Diponegoro di Magelang. Di sana, Pangeran Diponegoro menyatakan bersedia
menyerahkan diri dengan syarat sisa anggota laskarnya dilepaskan. Oleh karena itu,
Pangeran Diponegoro ditangkap dan diasingkan ke Manado lalu dipindahkan ke
Makasar hingga wafatnya di Benteng Roterdam pada 8 Januari 1855.

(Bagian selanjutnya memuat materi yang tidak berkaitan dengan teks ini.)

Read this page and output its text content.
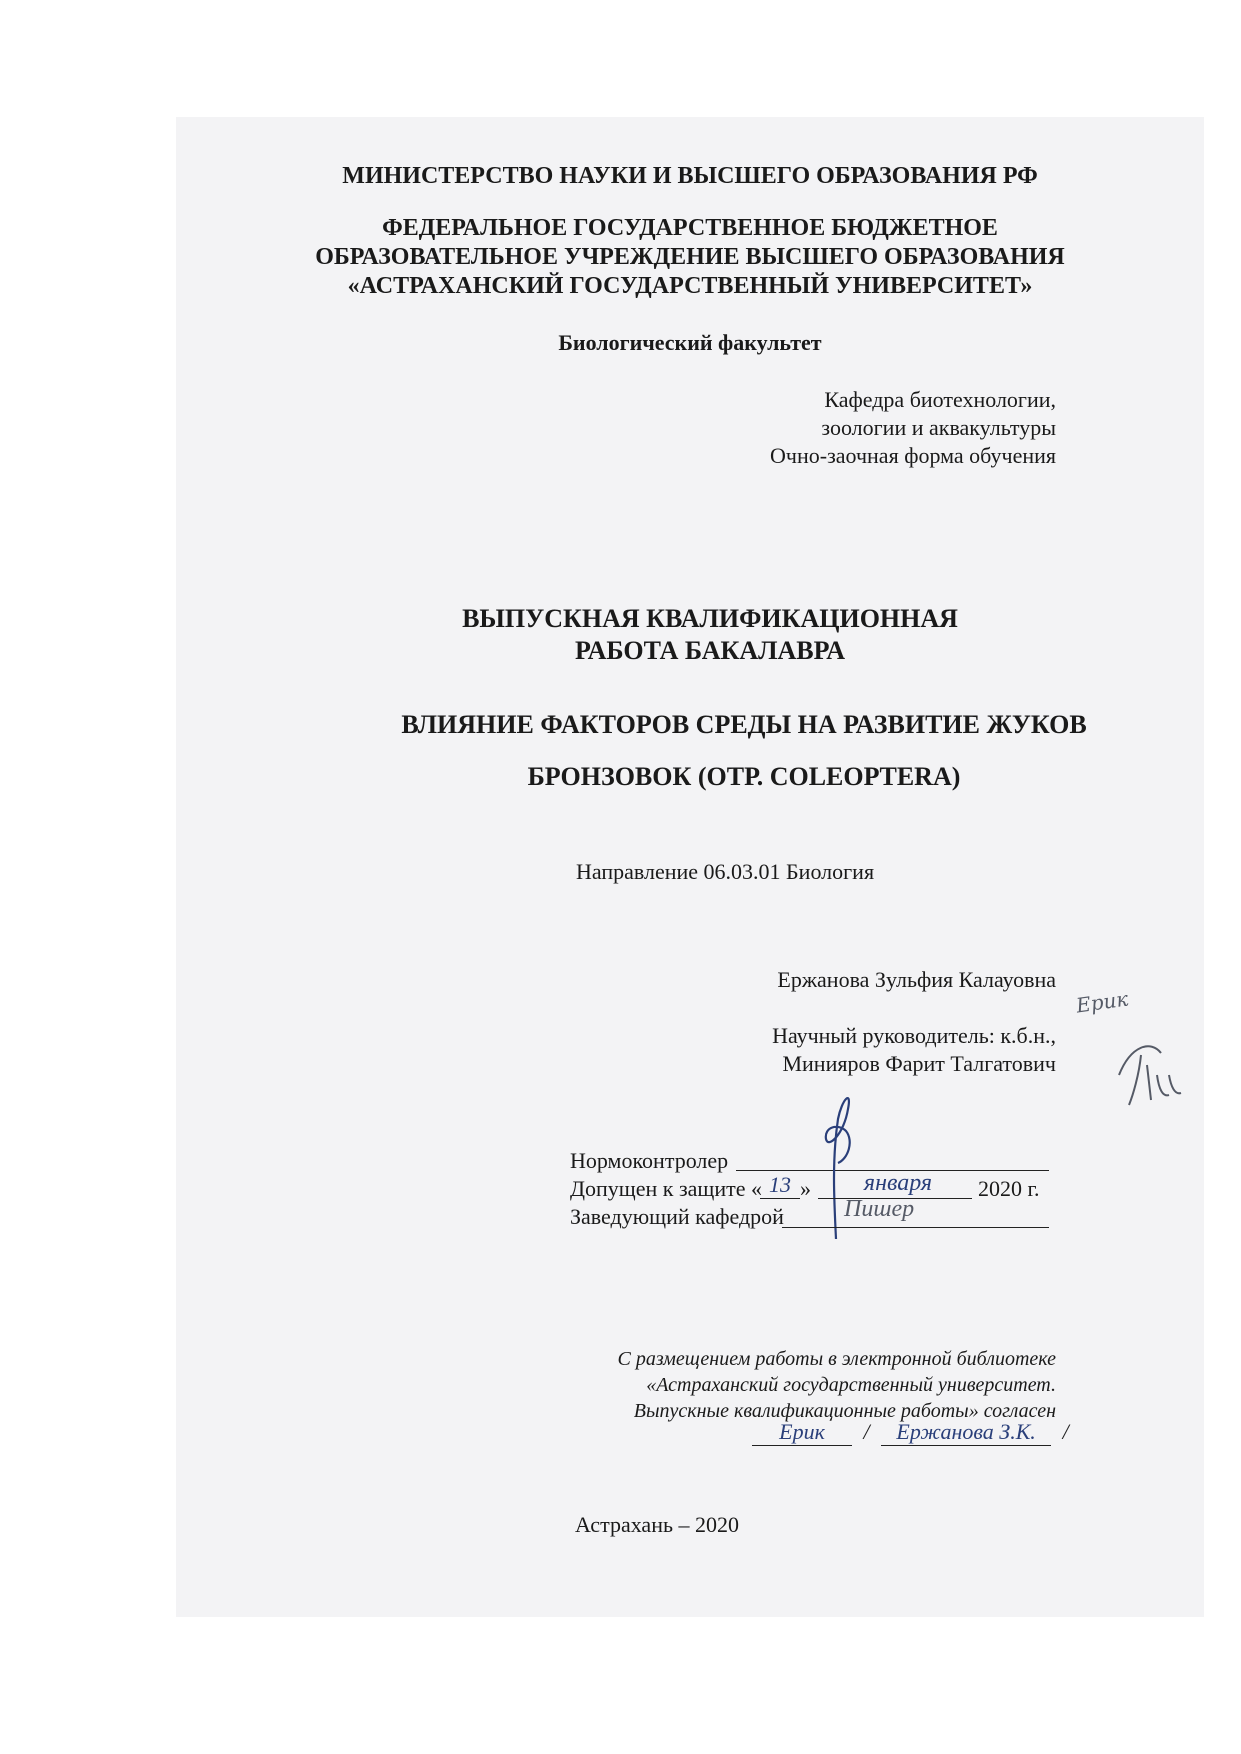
МИНИСТЕРСТВО НАУКИ И ВЫСШЕГО ОБРАЗОВАНИЯ РФ
ФЕДЕРАЛЬНОЕ ГОСУДАРСТВЕННОЕ БЮДЖЕТНОЕ
ОБРАЗОВАТЕЛЬНОЕ УЧРЕЖДЕНИЕ ВЫСШЕГО ОБРАЗОВАНИЯ
«АСТРАХАНСКИЙ ГОСУДАРСТВЕННЫЙ УНИВЕРСИТЕТ»
Биологический факультет
Кафедра биотехнологии,
зоологии и аквакультуры
Очно-заочная форма обучения
ВЫПУСКНАЯ КВАЛИФИКАЦИОННАЯ
РАБОТА БАКАЛАВРА
ВЛИЯНИЕ ФАКТОРОВ СРЕДЫ НА РАЗВИТИЕ ЖУКОВ
БРОНЗОВОК (ОТР. COLEOPTERA)
Направление 06.03.01 Биология
Ержанова Зульфия Калауовна
Ерик
Научный руководитель: к.б.н.,
Минияров Фарит Талгатович
Нормоконтролер
Допущен к защите « 13 »	января	2020 г.
Заведующий кафедрой	Пишер
С размещением работы в электронной библиотеке
«Астраханский государственный университет.
Выпускные квалификационные работы» согласен
Ерик / Ержанова З.К. /
Астрахань – 2020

Perang Diponegoro merupakan salah satu pertempuran terbesar yang pernah dialami
oleh Belanda selama masa pendudukannya di Nusantara. Akibat perang ini, penduduk
Jawa yang tewas mencapai 200 ribu jiwa sedangkan korban tewas di pihak Belanda
berjumlah 8.000 tentara Belanda dan 7.000 serdadu pribumi. Akhir Perang
Diponegoro ini menegaskan penguasaan Belanda atas Pulau Jawa.